The strongest early wedge is not "one API for everyone." It is serving technical operators
who already feel the pain of account pools, cost control, OpenAI-compatible integration,
and unreliable middlemen.
Personal developers
Pain: Official API cost feels high, third-party relays can fail suddenly, and self-hosting Sub2API/new-api is not trivial.
Need: A low-cost, controllable path with clear deployment steps and realistic failure expectations.
→ If the first product surface sells a dream without explaining deployment, account setup, health checks, and common failure modes, this person bounces.
Small teams
Pain: Multiple providers means multiple keys, bills, dashboards, owners, and random 2am failure points.
Need: One entry point, per-person or per-key usage visibility, key rotation, and fallback behavior.
→ If the dashboard opens with decorative admin UI instead of usage, keys, logs, health, and fallback state — this team won't stick around.
Relay operators
Pain: Account pools, token-level billing, concurrency limits, upstream instability, balances, logs, and alerts are the real work.
Need: A mature operations system for account scheduling, billing, rate limits, monitoring, and audit trails.
→ These people are probably not starting with a demo.
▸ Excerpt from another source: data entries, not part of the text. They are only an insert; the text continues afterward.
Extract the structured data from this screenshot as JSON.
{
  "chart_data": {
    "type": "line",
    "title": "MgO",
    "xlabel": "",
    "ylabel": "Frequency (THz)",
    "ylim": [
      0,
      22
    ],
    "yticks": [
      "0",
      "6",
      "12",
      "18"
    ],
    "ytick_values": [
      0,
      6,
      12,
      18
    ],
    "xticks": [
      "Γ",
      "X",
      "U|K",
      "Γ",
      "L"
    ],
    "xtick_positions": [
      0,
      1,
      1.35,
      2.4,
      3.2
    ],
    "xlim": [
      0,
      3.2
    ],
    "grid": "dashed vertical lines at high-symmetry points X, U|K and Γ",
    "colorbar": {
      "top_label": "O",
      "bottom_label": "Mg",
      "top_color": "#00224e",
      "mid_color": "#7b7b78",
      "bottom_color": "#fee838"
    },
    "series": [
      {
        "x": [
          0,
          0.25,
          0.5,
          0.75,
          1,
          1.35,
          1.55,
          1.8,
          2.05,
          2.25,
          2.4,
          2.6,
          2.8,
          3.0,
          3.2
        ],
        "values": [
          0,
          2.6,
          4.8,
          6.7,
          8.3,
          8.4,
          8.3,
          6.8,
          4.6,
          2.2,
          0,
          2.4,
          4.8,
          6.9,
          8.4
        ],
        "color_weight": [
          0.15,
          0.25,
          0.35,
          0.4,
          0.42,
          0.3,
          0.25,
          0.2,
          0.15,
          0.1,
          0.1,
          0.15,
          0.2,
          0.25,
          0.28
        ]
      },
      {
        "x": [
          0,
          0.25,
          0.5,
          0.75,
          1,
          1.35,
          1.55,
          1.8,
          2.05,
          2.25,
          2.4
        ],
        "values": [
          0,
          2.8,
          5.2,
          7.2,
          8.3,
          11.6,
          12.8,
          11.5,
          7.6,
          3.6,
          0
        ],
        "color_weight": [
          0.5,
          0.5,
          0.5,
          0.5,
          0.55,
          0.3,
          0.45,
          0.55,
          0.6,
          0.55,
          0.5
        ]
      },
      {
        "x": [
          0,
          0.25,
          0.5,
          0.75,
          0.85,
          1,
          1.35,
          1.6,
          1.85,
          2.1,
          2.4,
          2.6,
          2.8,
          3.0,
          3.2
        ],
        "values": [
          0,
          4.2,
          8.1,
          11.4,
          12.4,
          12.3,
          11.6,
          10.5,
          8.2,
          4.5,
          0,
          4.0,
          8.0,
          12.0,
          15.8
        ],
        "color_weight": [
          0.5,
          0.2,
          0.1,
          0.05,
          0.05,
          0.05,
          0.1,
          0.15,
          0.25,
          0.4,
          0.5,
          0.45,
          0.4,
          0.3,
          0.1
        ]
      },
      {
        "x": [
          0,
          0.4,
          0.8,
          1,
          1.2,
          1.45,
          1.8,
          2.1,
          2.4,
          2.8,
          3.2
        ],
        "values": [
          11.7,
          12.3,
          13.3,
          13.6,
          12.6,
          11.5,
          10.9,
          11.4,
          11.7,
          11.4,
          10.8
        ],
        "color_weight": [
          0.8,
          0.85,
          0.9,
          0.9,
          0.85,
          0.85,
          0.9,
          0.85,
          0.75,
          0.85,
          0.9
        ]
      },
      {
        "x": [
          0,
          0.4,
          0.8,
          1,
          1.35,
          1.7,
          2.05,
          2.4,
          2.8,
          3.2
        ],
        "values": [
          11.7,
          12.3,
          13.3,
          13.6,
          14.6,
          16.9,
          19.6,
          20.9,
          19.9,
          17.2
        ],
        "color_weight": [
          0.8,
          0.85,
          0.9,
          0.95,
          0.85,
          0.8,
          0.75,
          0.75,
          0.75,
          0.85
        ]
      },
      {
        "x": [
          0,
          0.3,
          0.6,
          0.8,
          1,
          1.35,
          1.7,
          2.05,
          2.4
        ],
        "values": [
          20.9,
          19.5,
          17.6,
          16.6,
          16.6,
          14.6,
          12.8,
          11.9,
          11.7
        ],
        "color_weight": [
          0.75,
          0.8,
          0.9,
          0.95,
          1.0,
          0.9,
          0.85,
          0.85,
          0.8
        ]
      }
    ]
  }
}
They're reading the runbook. Slogans don't work on them.
Tool builders
Pain: Cursor, Cline, Claude Code, Aider, chat UIs, and agent frameworks should not each need separate provider configs.
Need: A stable OpenAI-compatible Base URL, clean /models behavior, predictable errors, and minimal setup.
→ If the docs lead with a feature list instead of Base URL, auth, /models, chat completions, error model, and compatibility limits — the page is useless to them.